Gilead backs $60M Hookipa round to fund immunotherapy R&D

Gilead has joined Boehringer Ingelheim and Takeda on the list of investors in Hookipa Biotech. The big biotech participated in a $60 million (€50 million) series C intended to equip Hookipa to advance its cytomegalovirus (CMV) vaccine and cancer candidate through early clinical testing. 

Vienna, Austria-based Hookipa is developing a pipeline derived from two arenavirus-based vector platforms: Vaxwave and TheraT. 

Vaxwave is based on lymphocytic choriomeningitis virus. The twist is Hookipa has replaced the gene encoding for a protein that enables the virus to enter cells with one for the target antigen. Hookipa thinks the resulting therapies will infect dendritic cells and stimulate immune responses, without running the risk they will replicate and cause side effects.  

HB-101, a CMV vaccine based on Vaxware, came through a phase 1 trial earlier this year, setting Hookipa up to return to investors in search of money to support a phase 2 trial in solid organ transplant patients.

An unidentified U.S. public fund focused on life sciences stepped up to the plate and led the round. A clutch of other new investors including Gilead also chipped in money, as did the VC wings of Boehringer and Takeda and the rest of Hookipa’s existing supporters.

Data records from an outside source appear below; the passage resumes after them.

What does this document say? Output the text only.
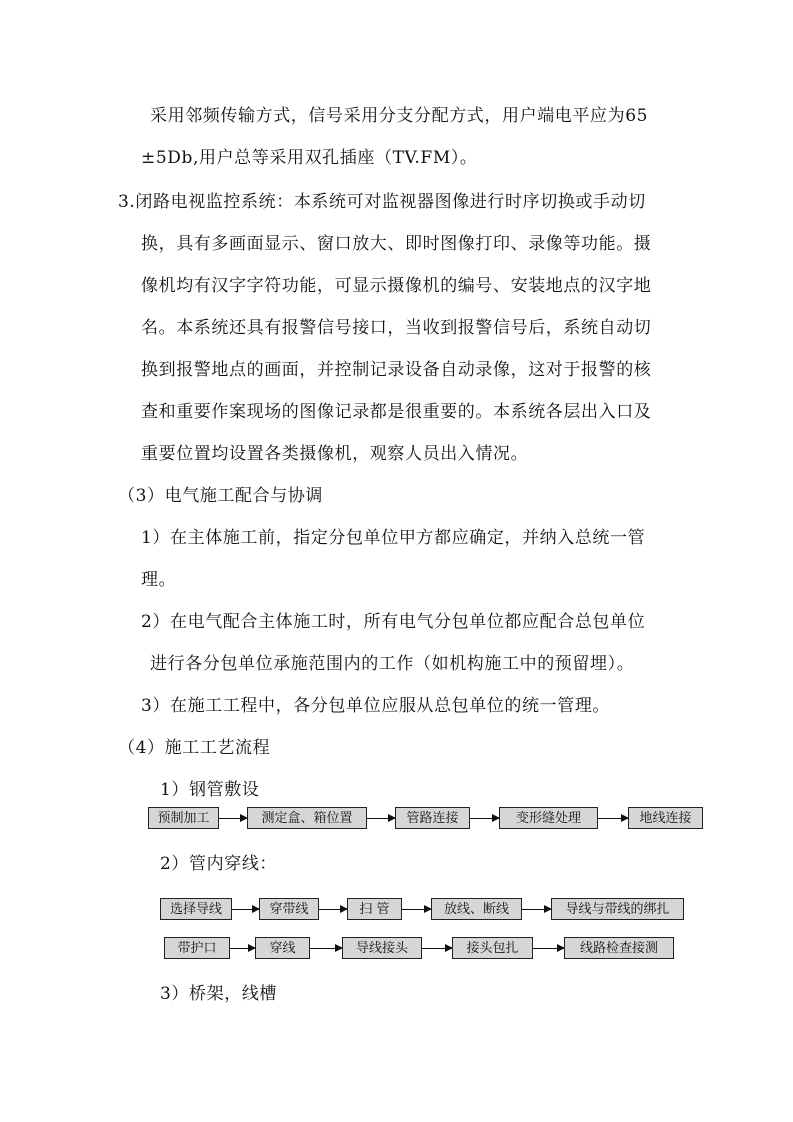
采用邻频传输方式，信号采用分支分配方式，用户端电平应为65
±5Db,用户总等采用双孔插座（TV.FM）。
3.闭路电视监控系统：本系统可对监视器图像进行时序切换或手动切
换，具有多画面显示、窗口放大、即时图像打印、录像等功能。摄
像机均有汉字字符功能，可显示摄像机的编号、安装地点的汉字地
名。本系统还具有报警信号接口，当收到报警信号后，系统自动切
换到报警地点的画面，并控制记录设备自动录像，这对于报警的核
查和重要作案现场的图像记录都是很重要的。本系统各层出入口及
重要位置均设置各类摄像机，观察人员出入情况。
（3）电气施工配合与协调
1）在主体施工前，指定分包单位甲方都应确定，并纳入总统一管
理。
2）在电气配合主体施工时，所有电气分包单位都应配合总包单位
进行各分包单位承施范围内的工作（如机构施工中的预留埋）。
3）在施工工程中，各分包单位应服从总包单位的统一管理。
（4）施工工艺流程
1）钢管敷设
预制加工	测定盒、箱位置	管路连接	变形缝处理	地线连接
2）管内穿线：
选择导线	穿带线	扫 管	放线、断线	导线与带线的绑扎
带护口	穿线	导线接头	接头包扎	线路检查接测
3）桥架，线槽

RELATED: Ex-uniQure chief Aldag takes helm at vaccine upstart Hookipa

The $60 million investment gives Hookipa the money to take HB-101 into phase 2 and have enough left over to fund a phase 1 trial of lead TheraT-based candidate HB-201 in patients with head and neck squamous cell carcinoma.

TheraT, like Vaxwave, is based on an arenavirus. In the case of TheraT, Hookipa uses an attenuated replicating arenavirus to trigger T cell responses capable of turning cold tumors hot in animal tests. 

The platforms have illustrious roots. Hookipa set up shop to build on the work of the the University of Zurich’s Rolf Zinkernagel, a Nobel Prize-winning immunotherapy expert. That led Hookipa to attract a string of well-known backers, starting with Sofinnova in 2011, and a team that knows what it takes to build a biotech.

Joern Aldag, the former CEO of uniQure, came on board as CEO last year.